O Construtivismo é uma das mais recentes e grandes teorias de aprendizagem. Recente porque o primeiro estudioso que a formulou para o campo da epistemologia e educação foi o biólogo, psicólogo e epistemólogo suíço, Jean Piaget, no século XX. E grande porque da proposta de Piaget surgiram outras teorias construtivistas, derivadas e vetorizadas por especiações, e todas muito importantes; mas, em última análise, todas elas podem ser amplamente classificadas como construtivistas.
Desde sua formulação e exportação a partir da Suíça, o construtivismo tornou-se muito popular e, nos últimos 50 anos, largamente adotado no Brasil. Contudo, durante este período, o construtivismo brasileiro - e, de fato, latino-americano - , sofreu a influência da metafísica e sociologia de Karl Marx e, partindo desta leitura, foi deformado ao ponto de tornar-se antagônico à sua versão original, mantendo, porém, o mesmo nome. Isso levou a uma alteração de 180º da teoria construtivista que, no entanto, consolidou-se sutilmente como "construtivismo" mediante densa propagação dos meios de cultura pedagógica (e.g., universidades e mercado editorial).

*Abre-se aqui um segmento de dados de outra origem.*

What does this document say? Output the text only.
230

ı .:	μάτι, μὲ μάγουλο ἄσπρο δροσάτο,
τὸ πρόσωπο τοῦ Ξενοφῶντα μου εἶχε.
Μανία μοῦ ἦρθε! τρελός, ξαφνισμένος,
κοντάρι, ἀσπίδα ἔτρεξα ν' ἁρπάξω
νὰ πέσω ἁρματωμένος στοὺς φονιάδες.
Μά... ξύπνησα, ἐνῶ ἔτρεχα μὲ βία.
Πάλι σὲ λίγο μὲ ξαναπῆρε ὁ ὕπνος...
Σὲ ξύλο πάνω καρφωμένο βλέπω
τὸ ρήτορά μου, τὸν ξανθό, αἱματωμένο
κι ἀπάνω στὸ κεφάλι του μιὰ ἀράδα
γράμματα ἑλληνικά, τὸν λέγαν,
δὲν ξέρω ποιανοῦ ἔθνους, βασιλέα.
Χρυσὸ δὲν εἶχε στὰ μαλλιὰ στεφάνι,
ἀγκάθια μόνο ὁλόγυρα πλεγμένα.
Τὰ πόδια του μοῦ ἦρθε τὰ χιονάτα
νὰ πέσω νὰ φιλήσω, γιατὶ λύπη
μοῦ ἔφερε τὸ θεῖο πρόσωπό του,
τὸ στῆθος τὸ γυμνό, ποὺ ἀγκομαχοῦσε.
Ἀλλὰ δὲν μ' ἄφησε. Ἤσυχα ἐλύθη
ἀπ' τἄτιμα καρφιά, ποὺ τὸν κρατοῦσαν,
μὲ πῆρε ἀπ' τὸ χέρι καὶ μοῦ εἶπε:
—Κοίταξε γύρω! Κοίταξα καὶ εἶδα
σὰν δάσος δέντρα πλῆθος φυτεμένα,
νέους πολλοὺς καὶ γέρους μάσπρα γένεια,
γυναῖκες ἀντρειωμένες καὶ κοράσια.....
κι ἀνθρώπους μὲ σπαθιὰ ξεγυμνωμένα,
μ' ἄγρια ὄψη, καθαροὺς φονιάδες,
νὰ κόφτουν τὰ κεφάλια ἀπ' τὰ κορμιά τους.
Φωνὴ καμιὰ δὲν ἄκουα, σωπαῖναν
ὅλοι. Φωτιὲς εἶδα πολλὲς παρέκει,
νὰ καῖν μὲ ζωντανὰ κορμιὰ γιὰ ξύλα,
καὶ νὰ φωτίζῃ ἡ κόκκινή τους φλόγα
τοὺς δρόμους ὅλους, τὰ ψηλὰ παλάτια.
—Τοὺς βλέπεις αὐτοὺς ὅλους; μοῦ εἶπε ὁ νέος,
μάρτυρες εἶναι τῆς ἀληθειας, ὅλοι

Sendo assim, o que hoje se é popularmente conhecido como construtivismo nas faculdades e círculos ligados a educação, não pode ser chamado de construtivismo, no sentido estrito da teoria de Piaget. A proposta deste artigo é, então, expor a ideia original do construtivismo e contrastá-la com as concepções alteradas desta importante teoria, tecendo críticas e expondo o problema desta alteração.
O que é o construtivismo?
Quando Piaget concebeu sua proposta de aprendizagem, abertamente amparou-se na epistemologia de Imanuel Kant, um dos mais importantes filósofos da era moderna. Para Kant, a mente possui uma estrutura tal que enquadra a realidade em suas categorias prévias. Desse modo, o que podemos perceber do mundo não é o mundo em si, mas uma adaptação, uma representação do mundo, já que os filtros e categorias pré-existentes na mente afetam o olhar sobre a realidade, fazendo-a enquadrar-se e amoldar-se à estrutura mental do sujeito. Por isso, na filosofia kantiniana há uma diferença entre a realidade (os númenos) e a forma pela qual a realidade se apresenta ao sujeito (os fenômenos).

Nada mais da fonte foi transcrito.